Based on socio-economic assumptions, our Clockwork scenario sees over eight million new homes being built by 2050 to meet a total demand of 34 million. These homes are constructed to a good thermal standard, minimising additional space heat demand. In addition to this, another ten million existing homes undergo whole-house retrofits to improve thermal performance by 20-30%. With occupants expecting increasing levels of comfort in the home, indoor average temperatures continue to rise slowly through to 2050, as they have done historically. Despite the increase in numbers of homes and comfort levels, the higher efficiency of new builds, combined with retrofits means total space heat demand in 2050 is similar to today.
Clockwork also shows that adoption of electric heat pumps begins in the 2020s, although deployment at scale only begins in the 2030s as consumers begin to feel the effects of carbon prices on gas boiler operation. Here, electric heat pumps are typically deployed as part of hybrid solutions, supported by gas boilers playing a supplementary role. By 2050, the scenario shows that heat pumps account for 20% of all building heat capacity but over 50% of annual space heat production across the UK.
From 2030 onwards, the Clockwork scenario shows large district heat networks rolled-out. However, since high take up of rates are essential for the economic case of heat networks, local strategic planning is required to identify areas where heat networks offer customers the best, most cost-effective solution. In those areas where heat networks are not economic, there is a recognition that full electrification would place undue stress on electricity networks. For this reason, existing gas networks in these areas are maintained but energy throughput is much reduced, with gas boilers now playing a supplementary role in support of electric heat pumps, as part of a hybrid solution.

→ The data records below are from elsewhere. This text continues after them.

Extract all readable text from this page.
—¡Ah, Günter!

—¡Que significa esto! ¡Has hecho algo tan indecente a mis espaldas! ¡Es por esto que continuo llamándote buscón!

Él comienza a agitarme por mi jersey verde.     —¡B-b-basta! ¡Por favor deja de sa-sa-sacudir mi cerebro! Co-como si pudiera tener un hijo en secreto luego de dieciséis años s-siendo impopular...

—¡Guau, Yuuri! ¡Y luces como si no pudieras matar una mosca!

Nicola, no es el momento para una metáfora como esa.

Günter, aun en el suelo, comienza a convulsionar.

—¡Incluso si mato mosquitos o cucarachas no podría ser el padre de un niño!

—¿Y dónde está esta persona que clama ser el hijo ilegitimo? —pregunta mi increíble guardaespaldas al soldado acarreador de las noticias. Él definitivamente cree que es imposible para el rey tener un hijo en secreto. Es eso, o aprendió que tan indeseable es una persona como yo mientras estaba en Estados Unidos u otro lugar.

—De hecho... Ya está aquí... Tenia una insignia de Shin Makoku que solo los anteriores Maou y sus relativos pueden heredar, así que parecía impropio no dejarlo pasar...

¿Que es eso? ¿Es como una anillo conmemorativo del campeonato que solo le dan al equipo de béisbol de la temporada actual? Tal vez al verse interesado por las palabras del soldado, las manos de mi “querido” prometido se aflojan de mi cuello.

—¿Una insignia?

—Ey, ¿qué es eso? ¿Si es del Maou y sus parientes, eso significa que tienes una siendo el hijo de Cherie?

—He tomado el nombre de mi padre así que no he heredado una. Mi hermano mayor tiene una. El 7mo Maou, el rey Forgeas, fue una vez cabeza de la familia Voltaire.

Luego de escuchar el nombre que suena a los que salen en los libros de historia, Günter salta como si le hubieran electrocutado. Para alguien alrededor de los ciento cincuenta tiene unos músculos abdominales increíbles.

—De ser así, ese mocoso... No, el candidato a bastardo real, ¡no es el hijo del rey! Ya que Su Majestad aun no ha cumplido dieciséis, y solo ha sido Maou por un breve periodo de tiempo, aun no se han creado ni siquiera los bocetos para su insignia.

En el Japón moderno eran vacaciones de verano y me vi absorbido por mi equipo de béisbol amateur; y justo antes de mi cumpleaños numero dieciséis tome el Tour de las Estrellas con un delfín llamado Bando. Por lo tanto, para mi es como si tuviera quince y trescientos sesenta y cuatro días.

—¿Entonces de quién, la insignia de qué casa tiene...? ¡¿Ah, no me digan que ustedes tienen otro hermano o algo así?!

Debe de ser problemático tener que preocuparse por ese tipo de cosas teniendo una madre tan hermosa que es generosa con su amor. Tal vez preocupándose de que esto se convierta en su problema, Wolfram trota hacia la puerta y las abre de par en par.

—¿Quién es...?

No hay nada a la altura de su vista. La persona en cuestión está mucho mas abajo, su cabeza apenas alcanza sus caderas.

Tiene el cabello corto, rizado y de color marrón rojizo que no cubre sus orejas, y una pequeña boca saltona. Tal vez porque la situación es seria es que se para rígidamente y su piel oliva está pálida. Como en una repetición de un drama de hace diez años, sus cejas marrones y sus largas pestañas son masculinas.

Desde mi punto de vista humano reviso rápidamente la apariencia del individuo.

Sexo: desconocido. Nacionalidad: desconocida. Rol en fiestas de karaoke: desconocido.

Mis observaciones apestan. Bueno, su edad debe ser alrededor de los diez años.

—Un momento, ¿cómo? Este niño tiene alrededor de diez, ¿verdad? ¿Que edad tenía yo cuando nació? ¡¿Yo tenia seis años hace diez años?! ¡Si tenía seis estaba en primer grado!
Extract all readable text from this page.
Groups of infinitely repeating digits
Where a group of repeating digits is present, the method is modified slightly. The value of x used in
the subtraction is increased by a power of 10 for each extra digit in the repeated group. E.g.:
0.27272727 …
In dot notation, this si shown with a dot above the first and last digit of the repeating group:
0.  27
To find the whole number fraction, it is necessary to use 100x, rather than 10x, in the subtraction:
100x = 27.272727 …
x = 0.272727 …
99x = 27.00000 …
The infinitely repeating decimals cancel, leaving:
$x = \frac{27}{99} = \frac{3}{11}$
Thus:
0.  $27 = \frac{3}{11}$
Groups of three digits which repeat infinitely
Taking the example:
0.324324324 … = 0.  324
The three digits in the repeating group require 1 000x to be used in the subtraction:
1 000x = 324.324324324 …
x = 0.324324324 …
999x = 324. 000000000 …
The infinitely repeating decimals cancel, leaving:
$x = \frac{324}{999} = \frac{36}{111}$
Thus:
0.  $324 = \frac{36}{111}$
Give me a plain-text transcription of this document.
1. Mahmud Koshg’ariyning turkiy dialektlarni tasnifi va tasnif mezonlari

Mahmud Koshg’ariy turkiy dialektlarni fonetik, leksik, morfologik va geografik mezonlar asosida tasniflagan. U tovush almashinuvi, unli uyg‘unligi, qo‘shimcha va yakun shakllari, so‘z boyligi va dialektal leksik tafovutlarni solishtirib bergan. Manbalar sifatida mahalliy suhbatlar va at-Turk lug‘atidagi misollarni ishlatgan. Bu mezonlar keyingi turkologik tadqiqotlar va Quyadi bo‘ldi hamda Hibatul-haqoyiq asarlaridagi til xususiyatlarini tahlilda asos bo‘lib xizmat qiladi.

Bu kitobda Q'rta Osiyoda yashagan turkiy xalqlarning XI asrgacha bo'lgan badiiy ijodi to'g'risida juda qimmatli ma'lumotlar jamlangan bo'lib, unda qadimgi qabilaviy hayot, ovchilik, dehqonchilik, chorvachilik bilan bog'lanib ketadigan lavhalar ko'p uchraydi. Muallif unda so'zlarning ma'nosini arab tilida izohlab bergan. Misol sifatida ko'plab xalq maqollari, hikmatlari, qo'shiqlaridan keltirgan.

Looking at Patchwork, we see that a growing urban population leads to a significant shift in housing needs. By 2050 there are 34 million homes, predominantly apartments and terraced/semi-detached houses, and out of today’s existing 27 million homes, ten million undergo extensive retrofits. This combination of lower demand, retrofits and a focus on higher density new housing leads to a reduction in energy for space heat by 2050.
Again, electric heat pumps prove popular as consumers face increasing carbon prices and electric storage heaters provide a complementary boost, harnessing electricity when it is more plentiful and cheap, to be released during periods of peak demand. In Patchwork, as electric systems gain consumer trust they begin to grow to provide over 70% of space heat by 2050.
The Patchwork analysis shows that there is strong public engagement and support in urban areas for community-scale district heat networks. With this focus on district heat networks together with the electrification of cooking appliances means that gas networks in those areas are largely decommissioned. Over time, as these local schemes expand, they are gradually connected into larger networks to enhance their resilience against variations in supply and demand. In this scenario, hydrogen conversion fails to materialise without a national programme to drive investment in the necessary production, storage and transportation infrastructure, and natural gas boilers provide less than 50TWh in 2050.
Looking at the challenges for low carbon heat presented in both scenarios, we see Patchwork describe a more affluent society. Here, the assumed lower heat demand may result from poorer households being unable to afford the higher energy bills resulting from less strategic decision making. In Clockwork, utilisation of the gas grid has declined considerably by 2050 and if carbon emissions are to reduce further in line with net zero targets, there may be no room for natural gas distribution much beyond the climate deadline.
Across the whole energy system, both scenarios see a role for hydrogen as an important energy vector. The idea of using hydrogen for heat in buildings has gained traction in the last couple of years. We believe that for hydrogen to make a meaningful contribution to long-term emissions reduction, this would involve a complete transition from natural gas, as opposed to blending a small proportion of hydrogen within existing natural gas networks. This conversion would involve the construction of a new gas transmission network, the conversion of existing gas distribution networks to carry hydrogen and upgrading of household heating and cooking appliances.
The hydrogen required for this would need to be produced by low carbon means, and while the likely production and storage technologies to do this are largely understood, the extent of the requirement would present a hugely significant scaling challenge if this solution is to fulfil anything like the role played by natural gas today.
Our model has been modified to include hydrogen transmission, distribution and domestic end-use technologies and has been used to extensively study hydrogen for heat strategies. The Clockwork scenario has been informed by this work and might be viewed as being based on optimistic but plausible assumptions. However, the degree of coordination required to implement hydrogen for heating at scale by 2050 is inconsistent with a Patchwork scenario.